The truth is that credit, savings and insurance have been made available via agents. Government benefits are also disbursed via agents. At the ~160,000 transactional agents, which include stores, the postal and lottery networks, customers make a variety of payments, deposit into and withdraw from accounts. Even though the role of transactional agents in the account opening process is restricted by regulation to ID check, document collection and forwarding, banks still use them to start the account opening process. In addition, there are ~500,000 credit agents, which are individuals on foot who sell payroll-consigned loans. While all banks use credit agents, small and medium banks rely on them for their core loan business. Both transactional and credit agents are covered by the same set of regulations.

While research indicates that the majority of transactions at transactional agents (70%+) are “bill” payments, the bills against which payments are received cover a range of services, not just utilities. Any service provider can issue a bill or boleto which can be paid at any agent (more on boletos here). The payments part of any financial product could be issued as a boleto. A lender can issue a boleto to borrowers for repayment. An insurance company can issue a boleto for premium payments.

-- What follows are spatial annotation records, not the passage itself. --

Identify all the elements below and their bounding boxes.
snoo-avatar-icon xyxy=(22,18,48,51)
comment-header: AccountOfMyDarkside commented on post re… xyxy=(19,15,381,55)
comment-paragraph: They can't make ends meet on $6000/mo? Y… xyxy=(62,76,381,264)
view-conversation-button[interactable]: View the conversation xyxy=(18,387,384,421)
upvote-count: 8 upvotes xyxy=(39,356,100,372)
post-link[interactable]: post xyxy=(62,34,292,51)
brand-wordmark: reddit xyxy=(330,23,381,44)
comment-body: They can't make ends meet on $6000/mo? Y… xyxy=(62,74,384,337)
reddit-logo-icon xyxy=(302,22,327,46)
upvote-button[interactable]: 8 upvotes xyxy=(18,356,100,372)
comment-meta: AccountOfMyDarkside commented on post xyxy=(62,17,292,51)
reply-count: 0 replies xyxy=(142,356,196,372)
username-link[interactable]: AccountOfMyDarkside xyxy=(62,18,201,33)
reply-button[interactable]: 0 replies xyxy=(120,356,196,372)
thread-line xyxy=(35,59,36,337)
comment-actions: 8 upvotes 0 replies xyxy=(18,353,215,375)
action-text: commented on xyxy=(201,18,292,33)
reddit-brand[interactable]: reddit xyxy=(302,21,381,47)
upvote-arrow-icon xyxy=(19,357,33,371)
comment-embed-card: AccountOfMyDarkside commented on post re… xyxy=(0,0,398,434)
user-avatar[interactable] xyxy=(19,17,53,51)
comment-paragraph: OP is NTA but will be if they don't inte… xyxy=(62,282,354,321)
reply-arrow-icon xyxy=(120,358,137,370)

While products are available at agents, it is also true that banks have not systematically developed products for the poor via the agent channel. A few factors are likely to play a part in how exactly banks end up using agents moving forward:

  • Lawsuits. The banking employees unions are suing banks and agent companies arguing that agents should be treated like bank employees and paid accordingly (read this basic FAQ on these lawsuits). Banks argue that agents do a lot less than bank employees and their role is similar to a basic teller. If this line of argument allows banks and agent companies to win lawsuits (they have had some favorable rulings already), it will mean that while banks may not be able to develop the agent channel to do more (into a sales and service channel, for instance), they can continue to use agents to process boletos.
  • Regulations. New regulations that came out four months ago have very nearly eliminated any business from doing just the banking agent business. The regulations prohibit agents whose sole function is that of a transactional agent from receiving and forwarding account opening proposals and processing receipts, payments and electronic transfers for bank deposit and payment orders. As a result, banks will continue to face natural time and bandwidth restrictions on how much an agent does.
  • Viability. An implication of these new regulations and lawsuits is that transactional agents can perform nothing more than a basic teller function. Will banks and agents find this limited role economically attractive moving forward? Historically, banks have paid little to agents to handle transactions and agent companies stay in business only because banks pay more for account opening and for loans offered by credit agents. Moreover, at higher transactional volumes, fixed cost infrastructure like ATMs is more economical for banks. In fact, banks are exploring ATM-like alternatives to agents especially in higher volume urban areas where most Brazilians reside anyway.
  • Channel strategy. Large banks in Brazil already own large acquiring networks and with boletos becoming electronic (read here), the difference between payments at those networks and agents disappears. While a number of municipalities in the most economically poor areas of the North and Northeast are serviced only by agents today, banks have been known to open mini-branches and install ATMs on the heels of agents, and they may do more of that. More importantly, a couple of banks in the process of developing services for lower-income segments are not necessarily restricting themselves to agents but considering leveraging all their channels.